KNIGHT 2nd Ed - CHAPTER 36
67. The figure for this problem is here. The figure shows
voltage and current graphs for a series LRC circuit with a
generator. The voltage curve first crosses the time axis
at t=25 microseconds; the current curve first crosses the
time axis at t=41.67 microseconds. (a) What is the
resistance in the circuit? (b) If L=200 microH, what is
the capacitance in the circuit? (c) What is the resonant
angular frequency for the circuit? Here is a pdf
version of the same figure.
A Prefixes
A:10 The figure shows a graph of the output voltage
versus time for an AC generator, and also the
current versus time for an attached resistor.
(a) Assuming the generator consists of a single
coil of many turns being rotated in a uniform
magnetic field, how many times per second is
the coil being rotated? (b) If the coil is
rectangular with sides 7.5 cm and 13 cm, and
if the magnetic field strength is 14 mT, at
least how many turns must the coil contain?
(c) What is the resistance of the circuit
containing the generator and the resistor?
(d) What is the maximum possible flux through
the generator coil as it is spinning? (e) For
the times shown on the graph, at which times is
the flux through the coil a maximum? Here is
a pdf version of the figure.
A:11 An LC circuit has an inductance of 0.360 H and a
capacitance of 0.280 nF. During the current oscillations,
the maximum current in the inductor is 1.50 A. (a) What
is the maximum energy stored in the capacitor at any time
during the current oscillations? (b) How many times per
second does the capacitor contain the amount of energy
found in part A? (c) At an instant in time when the
current in the inductor is 0.75 A, what is the amount of
energy stored in the capacitor? (d) If the cycle begins
(t=0) when the maximum energy is stored in the capacitor,
when is the first instant in time that the energy stored
in the capacitor is equal to the energy stored in the
inductor? (e) What is the current in the inductor at the
instant referred to in part (d)?
A:12 An LRC series circuit with L=0.125 H, R=242 Ohms, and
C=7.26 microF carries an RMS current of 0.452 A with a
frequency of 402 Hz. (a) What is the phase constant?
(b) What is the power factor? (c) What is the
impedance of this circuit? (d) What is the RMS EMF
of the source? (e) What is the average power delivered
by the source? (f) What is the average rate at which
electrical energy is converted to thermal energy in
the resistor? (g) What is the average rate at which
electrical energy is converted to other forms in the
capacitor and in the inductor? (h) If the driving
frequency were changed to the resonant frequency of
this circuit, what would be the resulting RMS current
(instead of 0.452 A)? (i) If the driving frequency
were changed to the resonant frequency of this circuit,
what would be the resulting average power delivered by
the source (instead of your answer to part (e))?
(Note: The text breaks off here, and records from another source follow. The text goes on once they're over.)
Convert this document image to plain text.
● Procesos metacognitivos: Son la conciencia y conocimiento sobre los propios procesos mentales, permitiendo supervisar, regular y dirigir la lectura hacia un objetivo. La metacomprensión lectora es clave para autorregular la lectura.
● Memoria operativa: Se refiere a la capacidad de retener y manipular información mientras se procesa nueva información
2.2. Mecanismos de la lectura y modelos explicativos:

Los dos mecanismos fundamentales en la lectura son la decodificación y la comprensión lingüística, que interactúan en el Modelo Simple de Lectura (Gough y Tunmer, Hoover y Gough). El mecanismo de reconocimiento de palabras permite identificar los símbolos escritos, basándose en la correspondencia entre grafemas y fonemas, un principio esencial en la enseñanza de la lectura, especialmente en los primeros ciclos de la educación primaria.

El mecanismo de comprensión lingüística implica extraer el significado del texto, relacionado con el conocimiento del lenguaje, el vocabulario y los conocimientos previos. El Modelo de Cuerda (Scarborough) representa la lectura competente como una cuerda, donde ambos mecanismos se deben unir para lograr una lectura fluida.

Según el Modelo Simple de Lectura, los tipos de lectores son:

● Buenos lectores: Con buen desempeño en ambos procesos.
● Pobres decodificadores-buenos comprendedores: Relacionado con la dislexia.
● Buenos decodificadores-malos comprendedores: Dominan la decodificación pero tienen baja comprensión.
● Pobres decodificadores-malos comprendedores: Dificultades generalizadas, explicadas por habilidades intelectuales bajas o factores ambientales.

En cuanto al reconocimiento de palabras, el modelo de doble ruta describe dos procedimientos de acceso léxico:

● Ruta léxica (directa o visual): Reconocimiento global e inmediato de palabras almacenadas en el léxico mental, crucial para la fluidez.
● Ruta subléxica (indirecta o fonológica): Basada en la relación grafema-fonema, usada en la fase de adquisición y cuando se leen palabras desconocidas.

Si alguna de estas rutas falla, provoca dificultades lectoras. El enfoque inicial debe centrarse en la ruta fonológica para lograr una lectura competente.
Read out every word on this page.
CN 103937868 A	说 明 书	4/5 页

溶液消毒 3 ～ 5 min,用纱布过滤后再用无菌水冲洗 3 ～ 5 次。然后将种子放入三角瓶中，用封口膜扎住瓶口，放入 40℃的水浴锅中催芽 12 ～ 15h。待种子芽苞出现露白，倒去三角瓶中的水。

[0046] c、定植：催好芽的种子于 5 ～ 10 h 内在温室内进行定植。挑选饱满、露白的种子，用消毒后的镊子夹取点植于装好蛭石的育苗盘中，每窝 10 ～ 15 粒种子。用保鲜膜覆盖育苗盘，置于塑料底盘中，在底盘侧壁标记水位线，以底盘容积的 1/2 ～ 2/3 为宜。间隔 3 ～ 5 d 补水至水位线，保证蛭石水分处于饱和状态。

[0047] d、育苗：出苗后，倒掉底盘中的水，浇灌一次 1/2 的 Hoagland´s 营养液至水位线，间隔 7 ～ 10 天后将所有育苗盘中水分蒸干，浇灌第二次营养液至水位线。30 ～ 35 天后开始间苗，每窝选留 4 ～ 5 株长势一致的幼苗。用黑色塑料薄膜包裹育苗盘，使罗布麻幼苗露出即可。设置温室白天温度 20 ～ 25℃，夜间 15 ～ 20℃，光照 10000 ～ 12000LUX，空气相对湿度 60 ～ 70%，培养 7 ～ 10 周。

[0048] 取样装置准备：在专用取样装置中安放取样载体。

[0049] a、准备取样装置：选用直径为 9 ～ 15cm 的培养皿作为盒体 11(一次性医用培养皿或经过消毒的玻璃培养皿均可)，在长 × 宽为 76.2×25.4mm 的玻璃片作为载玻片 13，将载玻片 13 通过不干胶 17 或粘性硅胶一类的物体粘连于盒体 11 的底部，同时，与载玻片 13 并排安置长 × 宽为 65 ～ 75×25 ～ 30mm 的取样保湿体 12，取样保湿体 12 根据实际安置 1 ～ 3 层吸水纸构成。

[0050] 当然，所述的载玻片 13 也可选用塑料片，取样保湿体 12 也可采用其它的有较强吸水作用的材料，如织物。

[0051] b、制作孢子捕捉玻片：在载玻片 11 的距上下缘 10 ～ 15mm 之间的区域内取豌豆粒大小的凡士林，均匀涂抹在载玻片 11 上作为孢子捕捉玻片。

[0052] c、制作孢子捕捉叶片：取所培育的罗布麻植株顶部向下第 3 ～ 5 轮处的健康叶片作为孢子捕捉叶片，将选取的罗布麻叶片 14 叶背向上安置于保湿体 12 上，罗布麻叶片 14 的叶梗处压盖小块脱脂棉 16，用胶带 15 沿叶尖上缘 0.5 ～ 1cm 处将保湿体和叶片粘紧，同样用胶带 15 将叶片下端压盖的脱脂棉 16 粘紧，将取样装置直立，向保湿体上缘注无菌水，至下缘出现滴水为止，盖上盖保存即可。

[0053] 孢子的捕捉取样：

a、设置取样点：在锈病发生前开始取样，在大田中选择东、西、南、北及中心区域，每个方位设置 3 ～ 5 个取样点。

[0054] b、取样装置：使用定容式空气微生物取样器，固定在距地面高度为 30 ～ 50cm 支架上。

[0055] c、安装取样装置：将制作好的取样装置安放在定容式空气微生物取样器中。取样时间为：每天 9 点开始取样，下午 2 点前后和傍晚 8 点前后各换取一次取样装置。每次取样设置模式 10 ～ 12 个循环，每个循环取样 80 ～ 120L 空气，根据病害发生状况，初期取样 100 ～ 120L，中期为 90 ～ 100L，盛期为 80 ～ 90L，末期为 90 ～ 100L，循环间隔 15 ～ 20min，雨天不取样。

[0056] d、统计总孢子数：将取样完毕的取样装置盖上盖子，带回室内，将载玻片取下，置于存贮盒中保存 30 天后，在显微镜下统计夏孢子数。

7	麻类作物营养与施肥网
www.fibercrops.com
A:13 A satellite in geostationary orbit is used to transmit
data via electromagnetic radiation. The satellite is
at a height of 35000 km above the surface of the Earth,
and we assume it has an isotropic power output of
4.00 kW (in practice, satellite antennas transmit
signals that are less powerful but more directional).
The satellite dish which will receive the signal sent
from the satellite is located on the surface of the
Earth directly below the satellite. (a) What is the
intensity of the signal from the satellite at the
location of the antenna? (b) What is the energy
density of the electromagnetic radiation from the
satellite which is being received by the antenna?
(c) The satellite dish detects the variation in the
radiated electric field from the satellite. What is
the amplitude of the radiated electric field vector
of the satellite broadcast at the location of the dish?